Going in line with our study, Gladish et al described that PE initially not reported in clinical CT were typically located in smaller arteries.

Confounding imaging features and study limitations

There are several possible limitations to our study. Given the retrospective setting of the study, there was no histological confirmation of the emboli. This would be of interest because highlighted vessels can represent an embolus even if there is no correlation in conventional CT, which was shown in animal studies with histopathological confirmation [11]. The reference standard in our clinical study was consensus reading of three radiologists. An independent reading process by several radiologists would strengthen results [25].

Based on inheritant algorithm characteristics, not exclusively emboli in pulmonary arteries are highlighted in red. The software cannot differentiate between arteries and veins, furthermore soft tissues like pulmonary metastases, bronchus wall thickenings and consolidations are highlighted as well. In this context, the number of false positive findings was not determined in this study.

A technical limitation results from the field of view (FOV) of the two x-ray tubes of the dual source CT, which is not completely overlapping. In the corresponding scan area, spectral information being indispensable for DECT vessel reconstruction is missing, and peripheral lung parenchyma for larger patients could not be evaluated.

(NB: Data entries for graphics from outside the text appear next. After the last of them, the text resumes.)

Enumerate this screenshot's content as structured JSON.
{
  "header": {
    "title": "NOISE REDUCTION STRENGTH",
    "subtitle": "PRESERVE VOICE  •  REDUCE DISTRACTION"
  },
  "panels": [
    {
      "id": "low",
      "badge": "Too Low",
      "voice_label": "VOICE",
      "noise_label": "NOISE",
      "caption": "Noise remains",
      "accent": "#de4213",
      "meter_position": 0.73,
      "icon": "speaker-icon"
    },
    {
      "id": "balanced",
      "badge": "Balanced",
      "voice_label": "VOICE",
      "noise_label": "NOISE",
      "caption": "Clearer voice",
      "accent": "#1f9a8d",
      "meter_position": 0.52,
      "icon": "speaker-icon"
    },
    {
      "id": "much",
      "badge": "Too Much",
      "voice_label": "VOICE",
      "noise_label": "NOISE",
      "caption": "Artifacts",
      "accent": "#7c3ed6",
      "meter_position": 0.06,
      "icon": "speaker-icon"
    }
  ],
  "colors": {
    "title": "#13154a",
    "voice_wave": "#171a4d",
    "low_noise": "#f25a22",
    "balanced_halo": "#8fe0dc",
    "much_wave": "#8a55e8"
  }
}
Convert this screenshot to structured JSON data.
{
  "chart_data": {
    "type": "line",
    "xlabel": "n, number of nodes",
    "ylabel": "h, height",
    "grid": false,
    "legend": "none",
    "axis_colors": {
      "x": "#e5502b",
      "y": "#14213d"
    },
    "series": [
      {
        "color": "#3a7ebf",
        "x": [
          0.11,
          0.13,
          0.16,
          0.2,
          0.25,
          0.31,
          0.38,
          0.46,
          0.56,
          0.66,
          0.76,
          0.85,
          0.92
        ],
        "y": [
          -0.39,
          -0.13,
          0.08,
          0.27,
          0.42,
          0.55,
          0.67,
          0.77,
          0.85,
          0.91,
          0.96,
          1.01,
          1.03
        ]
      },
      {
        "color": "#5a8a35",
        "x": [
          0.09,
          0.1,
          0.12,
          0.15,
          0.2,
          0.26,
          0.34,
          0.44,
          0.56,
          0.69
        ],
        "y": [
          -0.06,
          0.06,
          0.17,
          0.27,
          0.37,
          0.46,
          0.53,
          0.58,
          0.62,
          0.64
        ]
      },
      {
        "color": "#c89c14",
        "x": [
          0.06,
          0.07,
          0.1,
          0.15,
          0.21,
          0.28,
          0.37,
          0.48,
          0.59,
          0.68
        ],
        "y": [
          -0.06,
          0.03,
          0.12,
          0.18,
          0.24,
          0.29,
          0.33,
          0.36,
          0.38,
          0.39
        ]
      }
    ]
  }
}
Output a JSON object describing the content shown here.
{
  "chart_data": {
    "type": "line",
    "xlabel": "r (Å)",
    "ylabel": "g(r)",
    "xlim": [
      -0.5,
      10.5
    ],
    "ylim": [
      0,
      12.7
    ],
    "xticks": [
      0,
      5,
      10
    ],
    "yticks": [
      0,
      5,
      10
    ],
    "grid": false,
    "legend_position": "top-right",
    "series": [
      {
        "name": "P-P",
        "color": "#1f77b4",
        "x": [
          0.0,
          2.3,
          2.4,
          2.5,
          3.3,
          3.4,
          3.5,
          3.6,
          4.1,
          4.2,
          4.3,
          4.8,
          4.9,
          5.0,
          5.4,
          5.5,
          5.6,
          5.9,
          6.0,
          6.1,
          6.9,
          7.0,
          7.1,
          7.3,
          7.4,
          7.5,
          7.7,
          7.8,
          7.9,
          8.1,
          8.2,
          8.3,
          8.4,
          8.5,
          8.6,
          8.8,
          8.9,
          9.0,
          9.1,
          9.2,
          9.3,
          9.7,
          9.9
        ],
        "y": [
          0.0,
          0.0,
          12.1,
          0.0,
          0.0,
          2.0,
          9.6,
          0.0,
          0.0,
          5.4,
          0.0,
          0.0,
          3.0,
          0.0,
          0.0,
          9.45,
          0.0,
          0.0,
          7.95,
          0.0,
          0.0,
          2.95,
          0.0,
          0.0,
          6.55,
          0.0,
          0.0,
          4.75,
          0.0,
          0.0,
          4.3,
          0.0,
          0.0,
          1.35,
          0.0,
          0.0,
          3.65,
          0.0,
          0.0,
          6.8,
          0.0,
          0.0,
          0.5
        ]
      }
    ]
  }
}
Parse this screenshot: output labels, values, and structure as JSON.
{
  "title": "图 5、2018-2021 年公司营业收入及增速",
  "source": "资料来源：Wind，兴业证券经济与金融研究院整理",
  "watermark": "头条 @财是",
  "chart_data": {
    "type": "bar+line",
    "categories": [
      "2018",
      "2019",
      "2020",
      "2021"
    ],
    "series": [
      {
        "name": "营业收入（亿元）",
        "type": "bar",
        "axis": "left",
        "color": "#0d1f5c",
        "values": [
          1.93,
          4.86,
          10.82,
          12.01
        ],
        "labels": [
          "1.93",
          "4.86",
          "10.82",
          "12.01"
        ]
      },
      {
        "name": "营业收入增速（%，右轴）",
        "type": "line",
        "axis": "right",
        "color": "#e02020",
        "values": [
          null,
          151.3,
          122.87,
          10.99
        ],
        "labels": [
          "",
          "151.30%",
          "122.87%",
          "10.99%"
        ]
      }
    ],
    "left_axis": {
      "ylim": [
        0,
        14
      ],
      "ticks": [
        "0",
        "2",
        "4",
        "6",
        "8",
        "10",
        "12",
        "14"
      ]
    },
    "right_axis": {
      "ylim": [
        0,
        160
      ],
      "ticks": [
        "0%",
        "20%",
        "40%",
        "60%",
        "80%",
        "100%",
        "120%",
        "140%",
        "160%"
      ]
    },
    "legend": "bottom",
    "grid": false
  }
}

The influence of slice thickness, window setting and iodine content of vessels was not investigated in our study. In previous studies, thin-collimation and using wide window settings for grey scale CT resulted in better diagnostic rates [26, 27]. Furthermore, the influence of vessel iodine content was not investigated, which can influence diagnostic rates as well [28]. A low correlation between the correct PE diagnosis in DECT vessel reconstructions and the vascular attenuation has been described [8]. Finally this study did not include the monoenergetic reconstruction techniques provided by some DECT applications. Recent studies indicate that monoenergetic low-kV dual energy datasets as well as nonlinear blending algorithms significantly increase vessel attenuation [13, 29].

Conclusion

In conclusion, the prevalence of pulmonary emboli in a set of 200 staging examinations of stage IV melanoma patients was 5%. DECT vessel reconstructions improved significantly diagnosis of incidental pulmonary emboli, especially when subsegmentally located. This could be of clinical importance considering that patients with clinically suspected PE diagnosed with subsegmental emboli have a significantly higher mortality compared to patients without PE, although this has not yet be shown for asymptomatic cancer patients.